The White House looks at the overall picture in eastern Syria, not as one in which the US fought and sacrificed alongside Kurdish partner forces, but as a simple transactional issue.

By
October 7, 2019 11:52
2 minute read.
An American soldier walks near a Turkish military vehicle during a joint U.S.-Turkey patrol, near Te

An American soldier walks near a Turkish military vehicle during a joint U.S.-Turkey patrol, near Tel Abyad, Syria. (photo credit: REUTERS/RODI SAID)

Turkey will soon move forward with its long-planned military operation to create what it calls a "safe zone" in northern Syria – and U.S. forces will not support or be involved in it, the White House press secretary announced early Monday morning. The move is an extraordinary reversal of US policy that leaves America's allies wondering whether they can still rely on the Trump administration. 
 
The statement came after Turkish President Tayyip Erdogan and US President Donald Trump discussed in a phone call Turkey's plans to establish a "safe zone" east of the Euphrates River in Syria. For four years, the US and mostly Kurdish fighters have fought and defeated Islamic State in northeast Syria.

The White House decision will effectively displace the partner forces the US had been working with. For more than a year and a half, Trump has been seeking to leave Syria.
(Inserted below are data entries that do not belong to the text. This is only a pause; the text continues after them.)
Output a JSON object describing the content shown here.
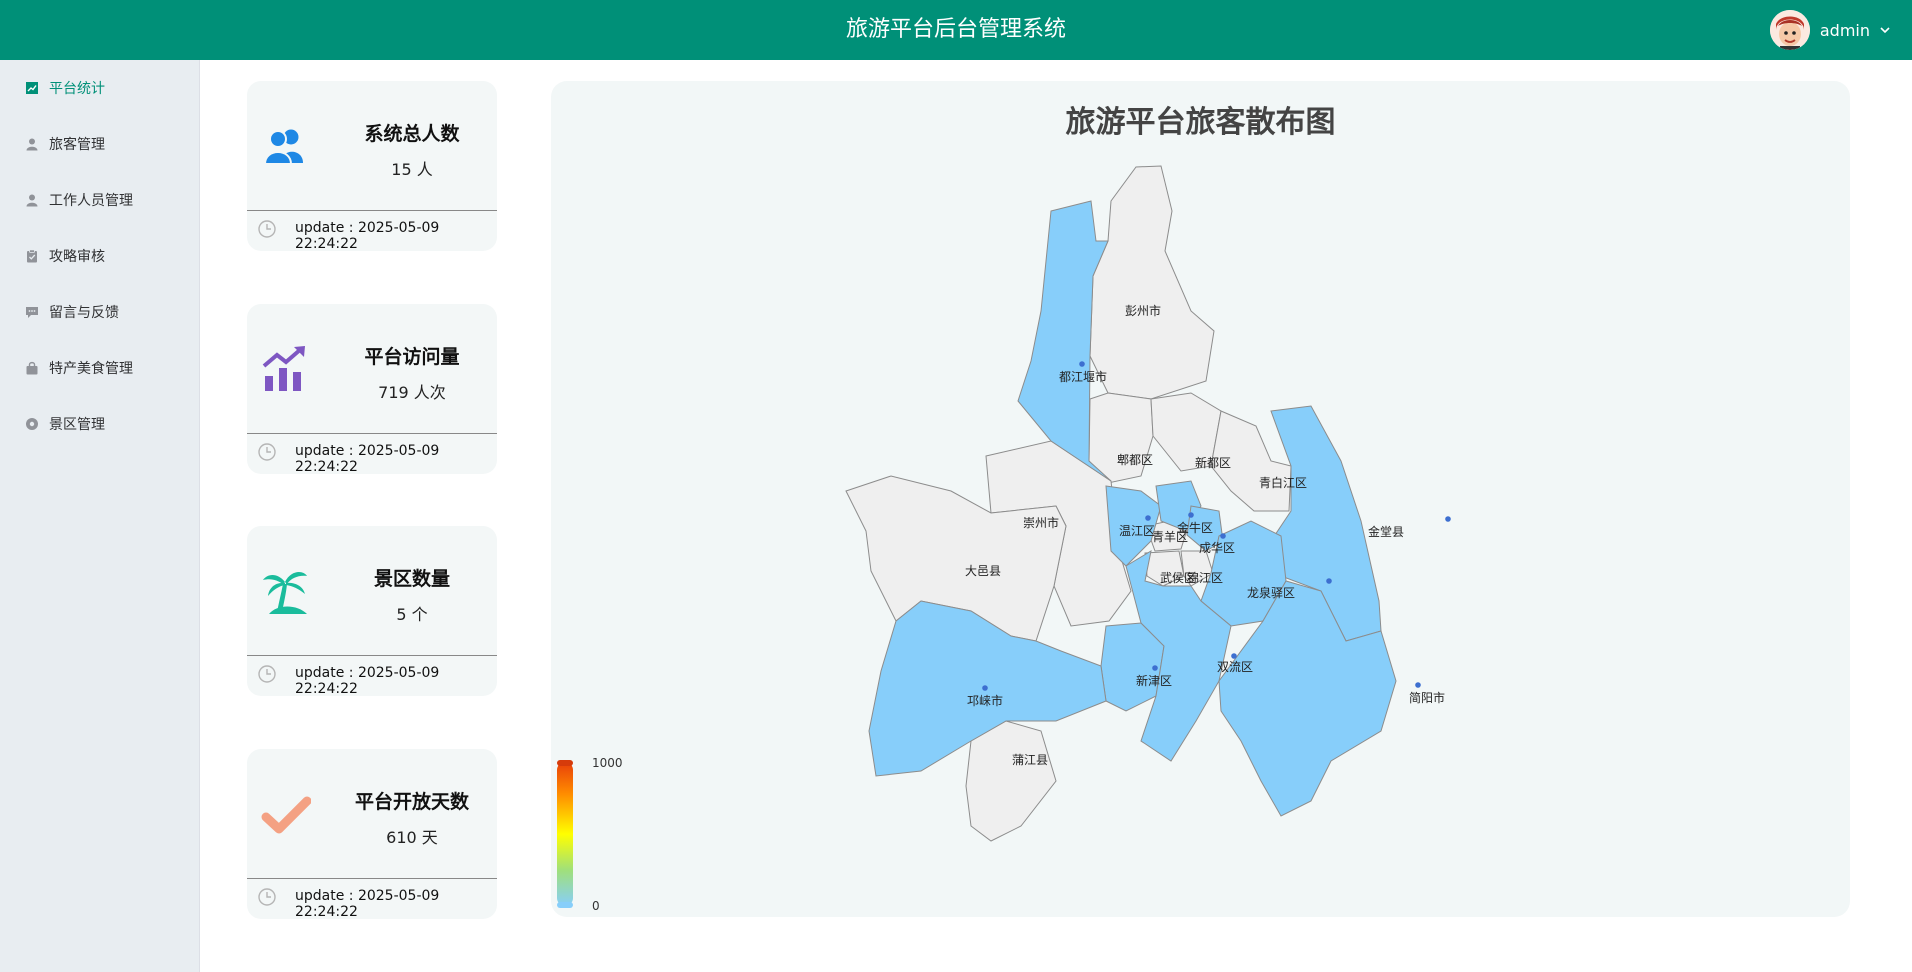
{
  "header": {
    "title": "旅游平台后台管理系统",
    "username": "admin"
  },
  "sidebar": {
    "items": [
      {
        "label": "平台统计",
        "icon": "chart-icon"
      },
      {
        "label": "旅客管理",
        "icon": "user-icon"
      },
      {
        "label": "工作人员管理",
        "icon": "user-icon"
      },
      {
        "label": "攻略审核",
        "icon": "clipboard-icon"
      },
      {
        "label": "留言与反馈",
        "icon": "message-icon"
      },
      {
        "label": "特产美食管理",
        "icon": "bag-icon"
      },
      {
        "label": "景区管理",
        "icon": "compass-icon"
      }
    ]
  },
  "cards": [
    {
      "title": "系统总人数",
      "value": "15 人",
      "update": "update : 2025-05-09 22:24:22",
      "icon": "users-icon",
      "color": "#1e88e5"
    },
    {
      "title": "平台访问量",
      "value": "719 人次",
      "update": "update : 2025-05-09 22:24:22",
      "icon": "trending-chart-icon",
      "color": "#7e57c2"
    },
    {
      "title": "景区数量",
      "value": "5 个",
      "update": "update : 2025-05-09 22:24:22",
      "icon": "palm-tree-icon",
      "color": "#1abc9c"
    },
    {
      "title": "平台开放天数",
      "value": "610 天",
      "update": "update : 2025-05-09 22:24:22",
      "icon": "check-icon",
      "color": "#f4a183"
    }
  ],
  "map": {
    "title": "旅游平台旅客散布图",
    "legend_max": "1000",
    "legend_min": "0",
    "highlight_color": "#87cefa",
    "base_color": "#efefef",
    "regions": [
      "彭州市",
      "都江堰市",
      "郫都区",
      "新都区",
      "青白江区",
      "崇州市",
      "温江区",
      "金牛区",
      "青羊区",
      "成华区",
      "金堂县",
      "大邑县",
      "武侯区",
      "锦江区",
      "龙泉驿区",
      "新津区",
      "双流区",
      "邛崃市",
      "简阳市",
      "蒲江县"
    ],
    "highlighted": [
      "都江堰市",
      "温江区",
      "金牛区",
      "成华区",
      "金堂县",
      "龙泉驿区",
      "新津区",
      "双流区",
      "邛崃市",
      "简阳市"
    ]
  }
}
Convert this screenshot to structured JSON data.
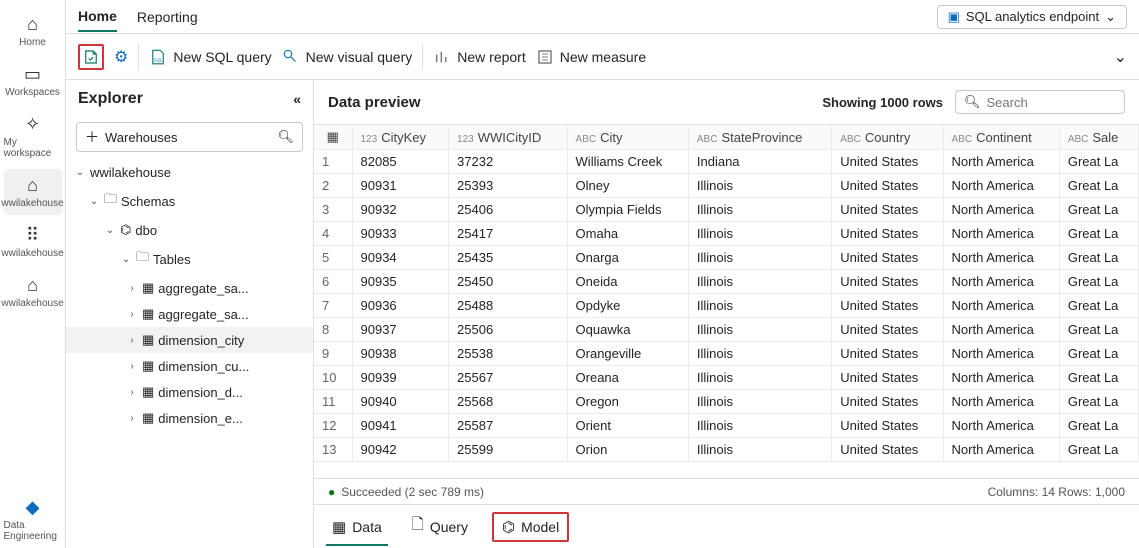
{
  "rail": {
    "items": [
      {
        "label": "Home",
        "icon": "⌂",
        "name": "rail-home"
      },
      {
        "label": "Workspaces",
        "icon": "▭",
        "name": "rail-workspaces"
      },
      {
        "label": "My workspace",
        "icon": "✧",
        "name": "rail-my-workspace"
      },
      {
        "label": "wwilakehouse",
        "icon": "⌂",
        "name": "rail-wwilakehouse-1",
        "active": true
      },
      {
        "label": "wwilakehouse",
        "icon": "⠿",
        "name": "rail-wwilakehouse-2"
      },
      {
        "label": "wwilakehouse",
        "icon": "⌂",
        "name": "rail-wwilakehouse-3"
      }
    ],
    "bottom": {
      "label": "Data Engineering",
      "name": "rail-data-engineering"
    }
  },
  "ribbon": {
    "tabs": [
      {
        "label": "Home",
        "active": true
      },
      {
        "label": "Reporting"
      }
    ],
    "endpoint_label": "SQL analytics endpoint"
  },
  "toolbar": {
    "new_sql_query": "New SQL query",
    "new_visual_query": "New visual query",
    "new_report": "New report",
    "new_measure": "New measure"
  },
  "explorer": {
    "title": "Explorer",
    "filter_label": "Warehouses",
    "tree": {
      "root": "wwilakehouse",
      "schemas_label": "Schemas",
      "schema": "dbo",
      "tables_label": "Tables",
      "tables": [
        {
          "label": "aggregate_sa...",
          "sel": false
        },
        {
          "label": "aggregate_sa...",
          "sel": false
        },
        {
          "label": "dimension_city",
          "sel": true
        },
        {
          "label": "dimension_cu...",
          "sel": false
        },
        {
          "label": "dimension_d...",
          "sel": false
        },
        {
          "label": "dimension_e...",
          "sel": false
        }
      ]
    }
  },
  "preview": {
    "title": "Data preview",
    "showing": "Showing 1000 rows",
    "search_placeholder": "Search",
    "columns": [
      {
        "type": "123",
        "label": "CityKey"
      },
      {
        "type": "123",
        "label": "WWICityID"
      },
      {
        "type": "ABC",
        "label": "City"
      },
      {
        "type": "ABC",
        "label": "StateProvince"
      },
      {
        "type": "ABC",
        "label": "Country"
      },
      {
        "type": "ABC",
        "label": "Continent"
      },
      {
        "type": "ABC",
        "label": "Sale"
      }
    ],
    "rows": [
      [
        "82085",
        "37232",
        "Williams Creek",
        "Indiana",
        "United States",
        "North America",
        "Great La"
      ],
      [
        "90931",
        "25393",
        "Olney",
        "Illinois",
        "United States",
        "North America",
        "Great La"
      ],
      [
        "90932",
        "25406",
        "Olympia Fields",
        "Illinois",
        "United States",
        "North America",
        "Great La"
      ],
      [
        "90933",
        "25417",
        "Omaha",
        "Illinois",
        "United States",
        "North America",
        "Great La"
      ],
      [
        "90934",
        "25435",
        "Onarga",
        "Illinois",
        "United States",
        "North America",
        "Great La"
      ],
      [
        "90935",
        "25450",
        "Oneida",
        "Illinois",
        "United States",
        "North America",
        "Great La"
      ],
      [
        "90936",
        "25488",
        "Opdyke",
        "Illinois",
        "United States",
        "North America",
        "Great La"
      ],
      [
        "90937",
        "25506",
        "Oquawka",
        "Illinois",
        "United States",
        "North America",
        "Great La"
      ],
      [
        "90938",
        "25538",
        "Orangeville",
        "Illinois",
        "United States",
        "North America",
        "Great La"
      ],
      [
        "90939",
        "25567",
        "Oreana",
        "Illinois",
        "United States",
        "North America",
        "Great La"
      ],
      [
        "90940",
        "25568",
        "Oregon",
        "Illinois",
        "United States",
        "North America",
        "Great La"
      ],
      [
        "90941",
        "25587",
        "Orient",
        "Illinois",
        "United States",
        "North America",
        "Great La"
      ],
      [
        "90942",
        "25599",
        "Orion",
        "Illinois",
        "United States",
        "North America",
        "Great La"
      ]
    ],
    "status": "Succeeded (2 sec 789 ms)",
    "counts": "Columns: 14  Rows: 1,000"
  },
  "bottom_tabs": {
    "data": "Data",
    "query": "Query",
    "model": "Model"
  }
}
In the midst of the impeachment crisis, he has now made the decision to sacrifice US allies in the war on ISIS as opposed to pressuring Ankara with diplomatic means. 
"Turkey will soon be moving forward with its long-planned operation into Northern Syria," the White House press secretary said in a statement.

"The United States Armed Forces will not support or be involved in the operation, and United States forces, having defeated the ISIS territorial 'Caliphate,' will no longer be in the immediate area," it added.
 
The White House looks at the overall picture in eastern Syria, not as one in which the US fought and sacrificed alongside Kurdish partner forces, but as a simple transactional issue.

In this view, the US has no interests in eastern Syria, except the ISIS fighters. Washington has no interests in creating stability, preventing Iranian influence, defending its partners, preventing ethnic cleansing or the destruction of property, or in managing the crisis. Instead, it decided that its mission was tailored and narrow, and nothing beyond the ISIS issue.

This is despite other statements America has made about stopping Iranian encroachment in Syria or other supposed goals the US has paid lip service to like “religious freedom” and “stabilization.” Washington initially appeared committed to de-mining and reconstruction in some areas affected by the ISIS war.  Now, the US statement on Syria says nothing of this.


The US says it is not responsible for holding ISIS detainees at the expense of American taxpayers. “Turkey will now be responsible for all ISIS fighters in the area captured over the past two years, in the wake of the defeat of the territorial ‘caliphate’ by the United States,” the statement read.

This brief statement puts an end to almost five years of America's anti-ISIS war in eastern Syria, which began with supporting the Kurds who were trapped in the city of Kobani, then under siege by the jihadist group. The US began air strikes in September 2014 to stop ISIS from taking Kobani. Now, five years later, Washington is giving Ankara green light to take over eastern Syria, displace its residents and replace them with its own refugees. This comes after Turkey did the same thing in Afrin earlier this year and displaced 160,000 Kurdish people.